In 2017, Sean Parker, Facebook’s founding president, candidly sounded the alarm: “The thought process that went into building these applications, Facebook being the first of them … was all about: ‘How do we consume as much of your time and conscious attention as possible?’ And that means that we need to sort of give you a little dopamine hit every once in a while, because someone liked or commented on a photo or a post or whatever. And that’s going to get you to contribute more content, and that’s going to get you … more likes and comments.
“It’s a social-validation feedback loop … exactly the kind of thing that a hacker like myself would come up with, because you’re exploiting a vulnerability in human psychology. The inventors, creators—it’s me, it’s Mark [Zuckerberg], it’s Kevin Systrom on Instagram, it’s all of these people—understood this consciously. And we did it anyway.
“God only knows what it’s doing to our children’s brains,” he said.
Today we witness havoc: bullying, rolling and other uncivil behavior, exponential rates of anxiety, depression, self-harm; a fragmented, distressed, polarized world.
“Why would anyone treat their customers that way?” asks Haidt. “Because the users are not really the customers for most social media companies.

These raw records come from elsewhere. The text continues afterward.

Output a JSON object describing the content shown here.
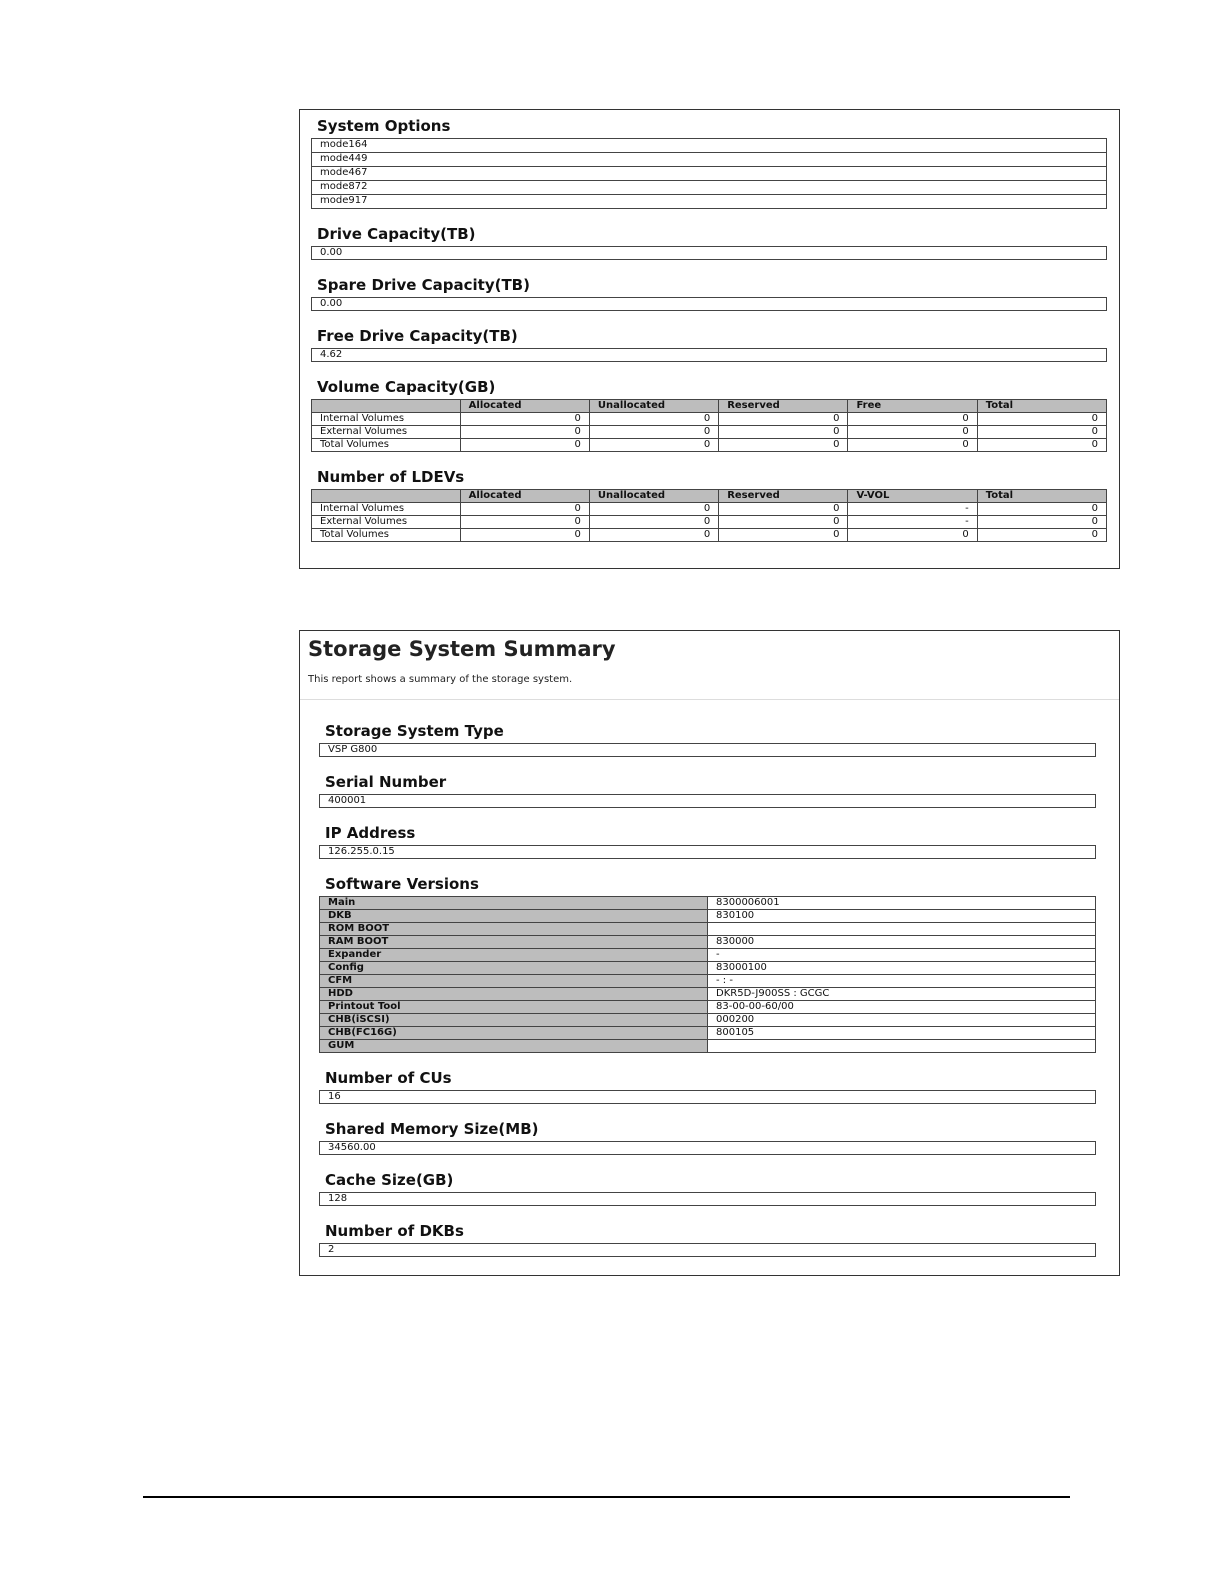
{
  "options_panel": {
    "sections": [
      {
        "heading": "System Options",
        "items": [
          "mode164",
          "mode449",
          "mode467",
          "mode872",
          "mode917"
        ]
      },
      {
        "heading": "Drive Capacity(TB)",
        "value": "0.00"
      },
      {
        "heading": "Spare Drive Capacity(TB)",
        "value": "0.00"
      },
      {
        "heading": "Free Drive Capacity(TB)",
        "value": "4.62"
      },
      {
        "heading": "Volume Capacity(GB)",
        "table": {
          "columns": [
            "Allocated",
            "Unallocated",
            "Reserved",
            "Free",
            "Total"
          ],
          "rows": [
            [
              "Internal Volumes",
              "0",
              "0",
              "0",
              "0",
              "0"
            ],
            [
              "External Volumes",
              "0",
              "0",
              "0",
              "0",
              "0"
            ],
            [
              "Total Volumes",
              "0",
              "0",
              "0",
              "0",
              "0"
            ]
          ]
        }
      },
      {
        "heading": "Number of LDEVs",
        "table": {
          "columns": [
            "Allocated",
            "Unallocated",
            "Reserved",
            "V-VOL",
            "Total"
          ],
          "rows": [
            [
              "Internal Volumes",
              "0",
              "0",
              "0",
              "-",
              "0"
            ],
            [
              "External Volumes",
              "0",
              "0",
              "0",
              "-",
              "0"
            ],
            [
              "Total Volumes",
              "0",
              "0",
              "0",
              "0",
              "0"
            ]
          ]
        }
      }
    ]
  },
  "summary_panel": {
    "title": "Storage System Summary",
    "description": "This report shows a summary of the storage system.",
    "sections": [
      {
        "heading": "Storage System Type",
        "value": "VSP G800"
      },
      {
        "heading": "Serial Number",
        "value": "400001"
      },
      {
        "heading": "IP Address",
        "value": "126.255.0.15"
      },
      {
        "heading": "Software Versions",
        "pairs": [
          {
            "name": "Main",
            "value": "8300006001"
          },
          {
            "name": "DKB",
            "value": "830100"
          },
          {
            "name": "ROM BOOT"
          },
          {
            "name": "RAM BOOT",
            "value": "830000"
          },
          {
            "name": "Expander",
            "value": "-"
          },
          {
            "name": "Config",
            "value": "83000100"
          },
          {
            "name": "CFM",
            "value": "- : -"
          },
          {
            "name": "HDD",
            "value": "DKR5D-J900SS : GCGC"
          },
          {
            "name": "Printout Tool",
            "value": "83-00-00-60/00"
          },
          {
            "name": "CHB(iSCSI)",
            "value": "000200"
          },
          {
            "name": "CHB(FC16G)",
            "value": "800105"
          },
          {
            "name": "GUM"
          }
        ]
      },
      {
        "heading": "Number of CUs",
        "value": "16"
      },
      {
        "heading": "Shared Memory Size(MB)",
        "value": "34560.00"
      },
      {
        "heading": "Cache Size(GB)",
        "value": "128"
      },
      {
        "heading": "Number of DKBs",
        "value": "2"
      }
    ]
  }
}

When platforms offer access to information or services for free, it’s usually because the users are the product. Their attention is a precious substance that companies extract and sell to their paying customers—the advertisers.
“The companies are competing against each other for users’ attention, and like gambling casinos, they’ll do anything to hold on to their users even if they harm them in the process. We need to change the incentives so that companies behave differently, as has happened in many other industries. Think of food safety regulation in the Progressive Era, or automotive safety regulations in the 1960s, both of which contributed to the long-running decline in children’s mortality rates.”
In 2013, British filmmaker Beeban Kidron created the documentary “InRealLife” about how technology companies treat teens online. Incensed by what she learned, she listed design standards for these businesses to adopt. The Age-Appropriate Design Code took effect in the UK in 2020, and advocated policies in children’s best interests.
“For example, it is usually the case that the best interest of the child is served by setting all defaults about privacy to the highest standard, while the best interest of the company is served by making the child’s post visible to the widest audience possible. The law therefore requires that the default settings for minors be private; the child must make an active choice to change a setting if she wants her posts to be viewable by strangers.”
To critics wary of any government regulation, Haidt says, “most of the harms platforms are responsible for are not about what other users are posting (which is hard for platforms to monitor and control) but about design decisions that are 100 percent within the control of the platforms that incentivize or amplify harmful experiences.”
Haidt calls on governments to raise the age of internet adulthood to 16 (or if possible, 18), and calls on businesses to make better age verification features, among others. The future of our youth depends on urgent action today.